Гилльям с трудом ловил воздух, словно никак не мог отдышаться.

Пелл одарил сына презрительным взглядом.

— Ничего ровным счётом. Я пытался было использовать стул, чтобы поискать деньги, и тот обвалился прямо подо мной. Ну, он и зашёлся слёзками насчёт развалюхи. — Мужчина покачал головой. — Парень напрашивается на жёсткость.

— Нет! — негодующе завопил Гилльям. — Нет, это ты смолал его и меня стоклнул вниз! Ты токнул вниз! Пихать — глубо! Это ты смолал мой стул!

— Не моя вина, что тот был сделан тяп-ляп. А ты слишком здоровый, чтобы плакаться о каждой мелочи. Ничего бы не случилось, будь банка с деньжатами там, где должна. Розмари, куда ты сунула монеты?

Она была потрясена, сколь быстро он обрушился до уровня двухлетней давности, пытаясь переложить вину за собственную дурость на кого-то другого. Внезапно смертельное спокойствие хлынуло ледяной струёй по жилам, остужая гнев, как если бы кровь обратилась морской водою, — когда до неё дошло, чем коротал время Пелл. Банка под стропилами. Он взобрался на крошечный стульчик Гилльяма, чтобы дотянуться до балок.

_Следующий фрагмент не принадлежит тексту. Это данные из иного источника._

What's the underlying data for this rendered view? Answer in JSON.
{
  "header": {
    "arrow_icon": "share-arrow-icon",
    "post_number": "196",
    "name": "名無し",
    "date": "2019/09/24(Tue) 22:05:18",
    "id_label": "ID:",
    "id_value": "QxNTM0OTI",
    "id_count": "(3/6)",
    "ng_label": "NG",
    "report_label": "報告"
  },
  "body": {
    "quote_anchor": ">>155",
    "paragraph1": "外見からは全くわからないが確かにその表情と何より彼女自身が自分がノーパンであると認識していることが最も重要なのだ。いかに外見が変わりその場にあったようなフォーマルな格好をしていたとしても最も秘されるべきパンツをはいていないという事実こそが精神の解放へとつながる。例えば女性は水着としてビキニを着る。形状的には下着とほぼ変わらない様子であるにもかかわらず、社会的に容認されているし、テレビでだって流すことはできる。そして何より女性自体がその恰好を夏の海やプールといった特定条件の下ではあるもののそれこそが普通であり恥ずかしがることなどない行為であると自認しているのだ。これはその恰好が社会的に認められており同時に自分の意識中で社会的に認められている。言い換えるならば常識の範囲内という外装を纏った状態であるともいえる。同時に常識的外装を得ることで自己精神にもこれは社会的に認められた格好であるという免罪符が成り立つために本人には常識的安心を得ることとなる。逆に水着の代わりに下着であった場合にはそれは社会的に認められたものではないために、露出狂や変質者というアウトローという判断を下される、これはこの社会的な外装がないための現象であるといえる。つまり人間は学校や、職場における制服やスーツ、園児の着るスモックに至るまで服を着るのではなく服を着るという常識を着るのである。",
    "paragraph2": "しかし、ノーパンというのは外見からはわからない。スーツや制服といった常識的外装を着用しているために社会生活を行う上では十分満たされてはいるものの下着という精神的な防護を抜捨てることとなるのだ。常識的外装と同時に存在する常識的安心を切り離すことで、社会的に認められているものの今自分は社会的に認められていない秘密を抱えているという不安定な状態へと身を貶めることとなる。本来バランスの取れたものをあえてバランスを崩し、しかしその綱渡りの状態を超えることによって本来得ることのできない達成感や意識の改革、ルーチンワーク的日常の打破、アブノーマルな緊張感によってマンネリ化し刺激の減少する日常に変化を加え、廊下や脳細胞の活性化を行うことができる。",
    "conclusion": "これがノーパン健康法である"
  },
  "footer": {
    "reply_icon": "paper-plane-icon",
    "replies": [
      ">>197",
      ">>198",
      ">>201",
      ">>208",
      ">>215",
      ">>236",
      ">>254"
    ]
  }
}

— Кто, как не ты, держал там деньги. Подальше от меня. Помнишь? Так что я не могла сглупить по-новой насчёт того. — Пересёкши комнату, Розмари подхватила Гилльяма. Малыш крепко прильнул к ней, уцепившись и зажимая между ними стиснутые обломки любимого стула; и обнаружила, что сжимает ребёнка ответной хваткой. — Не плачь, сынок. Мы соорудим ещё один, другой.

Сделав дрожащий вздох, Гилльям, ободрённый материнскими объятиями, глянул поверх её шеи с новым воплем:

— Ты мне не нлавишься! Ты смолал мой стул!

— Ох, заткнись же. Рози. Я прошу о чём-то вправду важном. Забудь на пару минут об этом сопляке. Куда ты перепрятала деньги? Мне надо в город, и я не могу тронуться без пенни за душой.

Внезапно яркое воспоминание из прошлого переполнило её. Стоя здесь же, длинным прутом она наощупь пропихивала банку с деньгами из балок. С тяжеленным из-за беременности животом, женщина не могла довериться стулу, — будучи не вправе рассчитывать, что тот, взгроможденный на стол, выдержит сдвоенный вес. И когда маленький горшок упал, разлетевшись черепками, она получила подтверждение того, что и так уже знала. Ни единого завалявшегося медяка. Она была так голодна, той ночью.

По-прежнему с Гилльямом в руках, широким шагом она пересекла комнату, выхватывая небольшой мешочек из-за коробки со щепой. Рванув завязки, швырнула на пол содержимое. Россыпь мелкой меди со звоном раскатилась по камням. Розмари отбросила опустелую суму на кровать.

— Бери их, — сказала она. — Забирай каждый пенни, ни в жизнь тобой не заработанный. Забирай каждую кроху. А после проваливай и никогда не возвращайся больше.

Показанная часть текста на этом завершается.